If practise makes perfect then after much effort I trust we can tell ourselves that we shined for a moment, however brief. Each feeling of satisfaction over a job well done, is a moment in the sun, so I feel we are allowed to bask for a while. We don’t need someone to caution us about getting a swelled head, nor do we need applause. Just a healthy dose of self-satisfaction.

Re: Puzzle

Those items of furniture that look great on the small screen of your phone device arrive at your door in a single cardboard box. They could be from Ikea or a host of other quick and easy delivery companies. One of these arrived at my door the other day. My wife had been tracking it so I wasn’t unaware, just a bit fretful. The source of my anxiety was the basic puzzle of what we would have to go through if we didn’t like it. We would then have to send it back and what would that mean? These ancillary costs to my mental health are always on my mind.

I like puzzles generally. I feel smart when I can solve them. I love doing crosswords. My mind seems to expand in different directions when I work on a jigsaw puzzle (as long as there is a tidy place to put the assembly and I can keep my worry of lost pieces under control). One of my favourite things to build is a custom made cardboard box for the delivery of presents to my family far away. I measure and cut carefully to avoid wasted space in the parcel. The postal workers at my local depot always smile as they measure my package and report the payment due. Supporting these old systems and pastimes pleases me.

My former father-in-law loved the three dimensional wooden puzzles you can get at farmers’ markets of in craft stores. Being an engineer, he liked playing Jenga and pick-up-sticks. He tried to show me how to play Tetris on his computer once which made me nervous for a whole day afterward. I got revenge by buying him a Christmas present of magic metal rings that were supposed to detach and separate but never did in his lifetime. Pay back can be pleasing.

I think of myself as a puzzler. I enjoy having an enquiring personality. As I age I try to keep my two cranial hemispheres firing on all synapses. I tone my left side by writing daily; using language is the key here. My right hemisphere enjoys the spatial dimensions of thought so this comes in really handy when I have to put things together, like the bureau in that box by the door, that was waiting to be opened. ‘I have a project.’ I said to my self with encouragement.

Space was made and time was allowed for the task at hand.

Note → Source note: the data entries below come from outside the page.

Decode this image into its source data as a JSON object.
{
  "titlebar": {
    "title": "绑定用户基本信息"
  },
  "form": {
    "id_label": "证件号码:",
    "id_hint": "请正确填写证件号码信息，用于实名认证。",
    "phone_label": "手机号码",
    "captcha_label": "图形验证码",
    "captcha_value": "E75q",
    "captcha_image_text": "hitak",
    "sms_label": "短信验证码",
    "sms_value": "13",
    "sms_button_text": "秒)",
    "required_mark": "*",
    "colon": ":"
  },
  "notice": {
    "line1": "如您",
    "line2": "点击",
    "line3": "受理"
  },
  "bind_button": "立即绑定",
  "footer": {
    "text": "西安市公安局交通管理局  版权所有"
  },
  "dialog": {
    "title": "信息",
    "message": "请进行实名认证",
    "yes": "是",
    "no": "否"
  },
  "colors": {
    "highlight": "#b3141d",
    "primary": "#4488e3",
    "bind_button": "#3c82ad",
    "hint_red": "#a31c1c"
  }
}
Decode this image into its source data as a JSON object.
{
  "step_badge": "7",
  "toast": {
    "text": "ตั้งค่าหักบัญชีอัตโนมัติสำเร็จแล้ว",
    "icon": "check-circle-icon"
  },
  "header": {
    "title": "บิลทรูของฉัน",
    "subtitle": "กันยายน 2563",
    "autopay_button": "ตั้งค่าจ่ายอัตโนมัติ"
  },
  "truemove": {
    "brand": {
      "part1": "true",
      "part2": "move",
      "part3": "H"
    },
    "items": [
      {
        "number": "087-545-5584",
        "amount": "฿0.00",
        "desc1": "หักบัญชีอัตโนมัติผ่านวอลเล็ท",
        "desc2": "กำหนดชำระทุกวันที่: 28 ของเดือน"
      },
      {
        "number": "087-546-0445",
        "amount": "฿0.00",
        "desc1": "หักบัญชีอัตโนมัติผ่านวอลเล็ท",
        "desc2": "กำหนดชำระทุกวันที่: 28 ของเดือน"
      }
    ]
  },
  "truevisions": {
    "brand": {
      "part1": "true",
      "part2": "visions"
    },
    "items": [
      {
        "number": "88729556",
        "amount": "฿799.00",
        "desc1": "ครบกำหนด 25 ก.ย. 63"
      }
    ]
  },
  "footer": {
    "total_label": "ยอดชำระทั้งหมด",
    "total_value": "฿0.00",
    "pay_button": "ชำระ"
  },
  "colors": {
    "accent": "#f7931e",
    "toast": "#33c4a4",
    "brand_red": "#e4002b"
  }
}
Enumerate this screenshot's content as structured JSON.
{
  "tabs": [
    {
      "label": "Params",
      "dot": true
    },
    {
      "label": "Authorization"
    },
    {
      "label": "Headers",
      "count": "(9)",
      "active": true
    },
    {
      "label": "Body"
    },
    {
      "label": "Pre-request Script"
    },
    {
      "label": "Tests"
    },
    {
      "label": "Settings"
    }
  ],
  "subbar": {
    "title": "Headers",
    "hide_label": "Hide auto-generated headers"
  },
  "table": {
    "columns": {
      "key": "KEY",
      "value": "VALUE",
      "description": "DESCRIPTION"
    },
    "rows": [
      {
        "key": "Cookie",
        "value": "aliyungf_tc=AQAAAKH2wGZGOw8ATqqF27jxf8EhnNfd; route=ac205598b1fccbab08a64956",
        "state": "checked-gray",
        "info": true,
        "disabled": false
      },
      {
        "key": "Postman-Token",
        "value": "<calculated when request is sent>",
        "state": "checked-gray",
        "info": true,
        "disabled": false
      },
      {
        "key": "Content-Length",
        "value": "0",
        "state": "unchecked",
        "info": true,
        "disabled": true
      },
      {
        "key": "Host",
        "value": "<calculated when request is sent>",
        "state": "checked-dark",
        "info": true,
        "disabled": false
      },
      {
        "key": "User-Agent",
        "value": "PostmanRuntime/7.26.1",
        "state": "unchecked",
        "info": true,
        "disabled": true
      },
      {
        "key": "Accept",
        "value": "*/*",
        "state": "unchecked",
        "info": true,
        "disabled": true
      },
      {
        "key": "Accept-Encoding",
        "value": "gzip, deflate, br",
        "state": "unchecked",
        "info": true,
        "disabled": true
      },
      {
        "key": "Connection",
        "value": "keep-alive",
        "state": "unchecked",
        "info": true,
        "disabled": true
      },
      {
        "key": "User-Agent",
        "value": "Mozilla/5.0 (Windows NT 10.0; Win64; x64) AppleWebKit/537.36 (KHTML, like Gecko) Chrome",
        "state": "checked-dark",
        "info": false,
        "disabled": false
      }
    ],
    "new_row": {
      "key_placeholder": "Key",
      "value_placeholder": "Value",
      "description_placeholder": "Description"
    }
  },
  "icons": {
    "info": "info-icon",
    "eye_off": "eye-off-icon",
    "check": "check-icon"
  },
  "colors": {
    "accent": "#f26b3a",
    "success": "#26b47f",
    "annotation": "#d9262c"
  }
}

Out of the box came all the assorted pieces. Tools were assessed. I gazed at the instructions that were numbered for clarity.  I was building this piece of furniture in front of my 95 year old special mom. She saw my puzzlement over the parts displayed before her and said, “I know you can do it.” I asked how she was sounding so sure. She answered, “ Because you are good at crossword puzzles.”

I appreciated her puzzling connection yet heart felt encouragement. I began fitting the pieces together. It pleased me that her presence gave truth to the saying; Two heads are better than one.